In the span of a week, I tagged along with an assortment of research teams to see first-hand a sample of the work that the Hakai Institute does on Calvert Island.

I discovered how hard it is to measure live fish as I fumbled them onto the ruler then tried to accurately gauge where their flailing tails ended. I followed “bog scientists” on a squishy, peaty trek and found out how hard it is to shoot steady video as bugs eat your face. The band of red welts across my forehead lasted the rest of my visit, eliciting a “that makes sense” response whenever I told anyone where I’d been.
I bombed around the Central Coast with the dive crew, bobbing at the surface as they retrieved data from submerged temperature loggers. I got up way too early to dig in the sand, shake it through sieves, and count the living things that were left behind. I did my best intrepid-photographer impression; clambering over the roof and bow of a boat shooting photos while a Hakai Institute team did a side-by-side sensor drop with the NOAA ship Ronald H. Brown.

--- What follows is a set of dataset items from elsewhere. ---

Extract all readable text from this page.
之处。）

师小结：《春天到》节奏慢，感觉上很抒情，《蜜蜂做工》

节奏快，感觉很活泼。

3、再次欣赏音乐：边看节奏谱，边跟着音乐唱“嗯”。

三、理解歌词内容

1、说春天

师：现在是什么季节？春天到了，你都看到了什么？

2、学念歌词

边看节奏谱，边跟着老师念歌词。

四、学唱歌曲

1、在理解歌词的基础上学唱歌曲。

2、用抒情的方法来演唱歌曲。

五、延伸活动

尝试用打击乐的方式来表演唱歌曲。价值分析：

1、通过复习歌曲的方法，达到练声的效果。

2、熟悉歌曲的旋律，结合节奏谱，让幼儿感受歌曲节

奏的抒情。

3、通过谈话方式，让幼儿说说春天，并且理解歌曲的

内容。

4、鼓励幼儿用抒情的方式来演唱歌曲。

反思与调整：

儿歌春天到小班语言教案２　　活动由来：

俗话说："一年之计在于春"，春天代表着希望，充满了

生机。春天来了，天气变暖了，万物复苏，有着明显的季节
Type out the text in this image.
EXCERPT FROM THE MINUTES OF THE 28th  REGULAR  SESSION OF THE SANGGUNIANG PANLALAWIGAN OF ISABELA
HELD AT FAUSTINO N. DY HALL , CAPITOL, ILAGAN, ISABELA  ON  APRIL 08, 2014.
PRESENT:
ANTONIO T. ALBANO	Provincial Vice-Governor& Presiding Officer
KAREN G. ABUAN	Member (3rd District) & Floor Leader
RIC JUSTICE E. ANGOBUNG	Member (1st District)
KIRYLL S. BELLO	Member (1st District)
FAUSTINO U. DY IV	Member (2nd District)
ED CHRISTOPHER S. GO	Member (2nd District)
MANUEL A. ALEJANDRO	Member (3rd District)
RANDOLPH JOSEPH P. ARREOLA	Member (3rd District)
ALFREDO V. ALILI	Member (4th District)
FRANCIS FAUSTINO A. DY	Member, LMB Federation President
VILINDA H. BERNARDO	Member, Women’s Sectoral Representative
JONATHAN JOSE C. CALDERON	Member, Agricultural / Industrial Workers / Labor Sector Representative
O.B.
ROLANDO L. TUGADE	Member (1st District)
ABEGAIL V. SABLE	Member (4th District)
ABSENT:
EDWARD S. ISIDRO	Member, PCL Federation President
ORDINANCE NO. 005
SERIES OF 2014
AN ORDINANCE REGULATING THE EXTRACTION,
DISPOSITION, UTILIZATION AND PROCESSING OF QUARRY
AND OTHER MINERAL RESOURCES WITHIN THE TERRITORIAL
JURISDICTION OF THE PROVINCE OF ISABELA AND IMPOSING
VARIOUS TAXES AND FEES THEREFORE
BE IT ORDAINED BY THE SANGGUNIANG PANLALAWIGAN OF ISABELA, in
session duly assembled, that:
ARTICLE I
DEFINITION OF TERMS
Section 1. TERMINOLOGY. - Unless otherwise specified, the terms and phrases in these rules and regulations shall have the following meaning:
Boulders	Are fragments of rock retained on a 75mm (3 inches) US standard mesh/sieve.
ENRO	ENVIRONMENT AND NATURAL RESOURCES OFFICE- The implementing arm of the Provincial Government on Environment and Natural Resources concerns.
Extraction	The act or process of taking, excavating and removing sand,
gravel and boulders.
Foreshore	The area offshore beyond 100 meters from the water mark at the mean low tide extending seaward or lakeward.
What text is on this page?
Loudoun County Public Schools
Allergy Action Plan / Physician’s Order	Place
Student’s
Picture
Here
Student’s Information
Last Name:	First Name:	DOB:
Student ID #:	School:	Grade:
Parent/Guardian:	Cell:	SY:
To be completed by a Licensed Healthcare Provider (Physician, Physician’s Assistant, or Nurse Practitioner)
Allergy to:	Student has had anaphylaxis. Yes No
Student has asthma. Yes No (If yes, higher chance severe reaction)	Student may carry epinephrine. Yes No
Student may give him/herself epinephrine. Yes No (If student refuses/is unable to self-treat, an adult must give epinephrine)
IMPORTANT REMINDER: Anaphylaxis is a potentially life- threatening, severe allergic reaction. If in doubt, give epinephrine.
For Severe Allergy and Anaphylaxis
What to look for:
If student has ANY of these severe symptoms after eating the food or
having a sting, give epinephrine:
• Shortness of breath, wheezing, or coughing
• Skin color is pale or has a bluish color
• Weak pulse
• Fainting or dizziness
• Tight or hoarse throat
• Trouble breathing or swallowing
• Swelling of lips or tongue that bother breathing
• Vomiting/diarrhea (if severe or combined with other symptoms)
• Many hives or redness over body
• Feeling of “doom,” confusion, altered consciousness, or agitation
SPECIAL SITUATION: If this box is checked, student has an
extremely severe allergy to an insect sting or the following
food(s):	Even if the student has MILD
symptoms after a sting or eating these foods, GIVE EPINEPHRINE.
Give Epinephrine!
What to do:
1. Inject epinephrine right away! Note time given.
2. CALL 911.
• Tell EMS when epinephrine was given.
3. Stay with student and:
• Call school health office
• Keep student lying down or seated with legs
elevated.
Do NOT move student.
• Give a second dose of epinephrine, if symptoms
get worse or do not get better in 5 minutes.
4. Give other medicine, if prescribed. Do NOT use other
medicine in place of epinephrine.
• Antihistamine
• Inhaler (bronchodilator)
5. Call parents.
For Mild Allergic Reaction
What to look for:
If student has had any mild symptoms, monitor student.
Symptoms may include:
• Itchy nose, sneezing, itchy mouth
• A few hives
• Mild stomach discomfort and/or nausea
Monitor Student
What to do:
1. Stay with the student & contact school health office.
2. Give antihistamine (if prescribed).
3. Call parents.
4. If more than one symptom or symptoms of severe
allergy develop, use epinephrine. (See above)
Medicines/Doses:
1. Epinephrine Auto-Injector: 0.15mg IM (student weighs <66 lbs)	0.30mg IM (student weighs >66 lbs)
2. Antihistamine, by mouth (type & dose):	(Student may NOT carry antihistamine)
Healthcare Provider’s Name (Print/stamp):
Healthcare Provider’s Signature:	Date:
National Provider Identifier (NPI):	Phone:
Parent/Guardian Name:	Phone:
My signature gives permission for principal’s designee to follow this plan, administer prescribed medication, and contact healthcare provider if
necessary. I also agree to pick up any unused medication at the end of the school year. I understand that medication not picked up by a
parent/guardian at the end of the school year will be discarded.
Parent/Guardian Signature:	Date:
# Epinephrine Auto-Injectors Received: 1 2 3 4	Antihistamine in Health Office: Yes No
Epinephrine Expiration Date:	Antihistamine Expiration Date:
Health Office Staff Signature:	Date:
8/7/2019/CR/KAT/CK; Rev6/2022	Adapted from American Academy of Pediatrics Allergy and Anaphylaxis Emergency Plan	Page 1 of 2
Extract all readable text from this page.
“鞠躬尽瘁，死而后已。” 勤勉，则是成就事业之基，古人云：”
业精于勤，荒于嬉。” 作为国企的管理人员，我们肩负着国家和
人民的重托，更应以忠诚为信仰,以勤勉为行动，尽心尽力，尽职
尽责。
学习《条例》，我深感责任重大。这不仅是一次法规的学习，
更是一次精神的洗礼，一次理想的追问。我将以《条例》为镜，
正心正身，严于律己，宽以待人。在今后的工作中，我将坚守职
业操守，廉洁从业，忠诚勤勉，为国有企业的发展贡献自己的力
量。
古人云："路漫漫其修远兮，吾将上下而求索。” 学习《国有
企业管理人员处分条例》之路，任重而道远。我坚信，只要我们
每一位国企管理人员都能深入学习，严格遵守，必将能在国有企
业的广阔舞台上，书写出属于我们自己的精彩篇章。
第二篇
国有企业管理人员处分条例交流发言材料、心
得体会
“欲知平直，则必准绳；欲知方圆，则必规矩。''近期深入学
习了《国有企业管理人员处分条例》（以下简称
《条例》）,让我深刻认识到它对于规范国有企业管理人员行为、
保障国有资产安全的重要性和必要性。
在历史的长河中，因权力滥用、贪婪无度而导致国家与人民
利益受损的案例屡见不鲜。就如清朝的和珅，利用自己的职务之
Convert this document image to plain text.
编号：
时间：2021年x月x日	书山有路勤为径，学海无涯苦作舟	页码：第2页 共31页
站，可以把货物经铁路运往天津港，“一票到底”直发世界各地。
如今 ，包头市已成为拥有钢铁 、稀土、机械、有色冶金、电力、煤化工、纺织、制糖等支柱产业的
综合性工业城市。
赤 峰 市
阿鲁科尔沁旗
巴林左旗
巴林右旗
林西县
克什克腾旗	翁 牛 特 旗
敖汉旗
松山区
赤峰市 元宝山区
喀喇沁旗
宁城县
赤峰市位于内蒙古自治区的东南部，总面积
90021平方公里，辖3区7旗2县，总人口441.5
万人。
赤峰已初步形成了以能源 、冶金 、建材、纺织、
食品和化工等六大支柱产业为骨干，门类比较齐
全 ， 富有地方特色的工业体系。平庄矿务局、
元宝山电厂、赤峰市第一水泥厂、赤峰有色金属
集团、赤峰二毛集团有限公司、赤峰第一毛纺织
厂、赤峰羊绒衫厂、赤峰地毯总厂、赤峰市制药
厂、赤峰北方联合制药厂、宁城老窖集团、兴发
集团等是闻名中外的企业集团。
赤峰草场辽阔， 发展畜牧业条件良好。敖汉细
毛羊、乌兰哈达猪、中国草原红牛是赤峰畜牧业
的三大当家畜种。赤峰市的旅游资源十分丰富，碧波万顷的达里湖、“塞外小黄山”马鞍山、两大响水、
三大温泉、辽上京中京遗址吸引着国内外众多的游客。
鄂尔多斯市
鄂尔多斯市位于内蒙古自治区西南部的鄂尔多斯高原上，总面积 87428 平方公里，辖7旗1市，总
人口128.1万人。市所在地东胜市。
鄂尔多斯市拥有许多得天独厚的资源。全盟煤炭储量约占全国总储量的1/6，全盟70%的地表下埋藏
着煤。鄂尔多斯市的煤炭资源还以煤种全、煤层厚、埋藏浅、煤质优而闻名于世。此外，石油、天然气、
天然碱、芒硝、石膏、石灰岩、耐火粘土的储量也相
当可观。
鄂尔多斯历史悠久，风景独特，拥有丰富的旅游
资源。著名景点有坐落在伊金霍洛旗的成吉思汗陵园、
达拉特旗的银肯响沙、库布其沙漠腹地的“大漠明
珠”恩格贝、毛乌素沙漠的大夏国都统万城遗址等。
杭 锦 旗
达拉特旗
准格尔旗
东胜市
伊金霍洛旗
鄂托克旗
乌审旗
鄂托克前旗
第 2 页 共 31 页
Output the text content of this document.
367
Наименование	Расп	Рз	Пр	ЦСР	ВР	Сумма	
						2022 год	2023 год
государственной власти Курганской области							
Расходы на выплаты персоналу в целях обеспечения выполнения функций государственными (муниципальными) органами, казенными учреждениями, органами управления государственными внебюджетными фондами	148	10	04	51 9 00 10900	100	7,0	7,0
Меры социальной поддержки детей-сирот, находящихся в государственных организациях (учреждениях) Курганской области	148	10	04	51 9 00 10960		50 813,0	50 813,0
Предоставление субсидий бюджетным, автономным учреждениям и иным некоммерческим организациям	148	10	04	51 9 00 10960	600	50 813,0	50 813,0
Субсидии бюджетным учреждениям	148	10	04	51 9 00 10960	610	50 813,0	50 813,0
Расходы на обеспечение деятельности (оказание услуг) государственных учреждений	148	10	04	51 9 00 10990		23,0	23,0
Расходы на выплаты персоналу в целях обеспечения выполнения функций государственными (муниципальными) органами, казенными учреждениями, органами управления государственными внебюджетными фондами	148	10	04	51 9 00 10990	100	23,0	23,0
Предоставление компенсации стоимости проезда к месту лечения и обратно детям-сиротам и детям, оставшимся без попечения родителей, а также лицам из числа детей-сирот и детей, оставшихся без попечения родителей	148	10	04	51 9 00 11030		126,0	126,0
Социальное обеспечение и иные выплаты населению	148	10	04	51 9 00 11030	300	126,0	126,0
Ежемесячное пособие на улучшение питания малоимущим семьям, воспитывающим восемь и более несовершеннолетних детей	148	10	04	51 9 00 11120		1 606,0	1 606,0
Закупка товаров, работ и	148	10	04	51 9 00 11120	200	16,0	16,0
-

By the end of the week, I gained an appreciation for the tenacity and dedication required in science fieldwork. I even wondered if, had my life progressed a little differently, it might have been something I could have done myself. However, climbing onto the boat to head home, I was also happy to be going back to my family, my own bed, and the comfortable, predictable, and generally dry life of an office job. There are fewer biting bugs there.
*Hakai Magazine is an editorially independent publication covering science and society on the world’s coasts.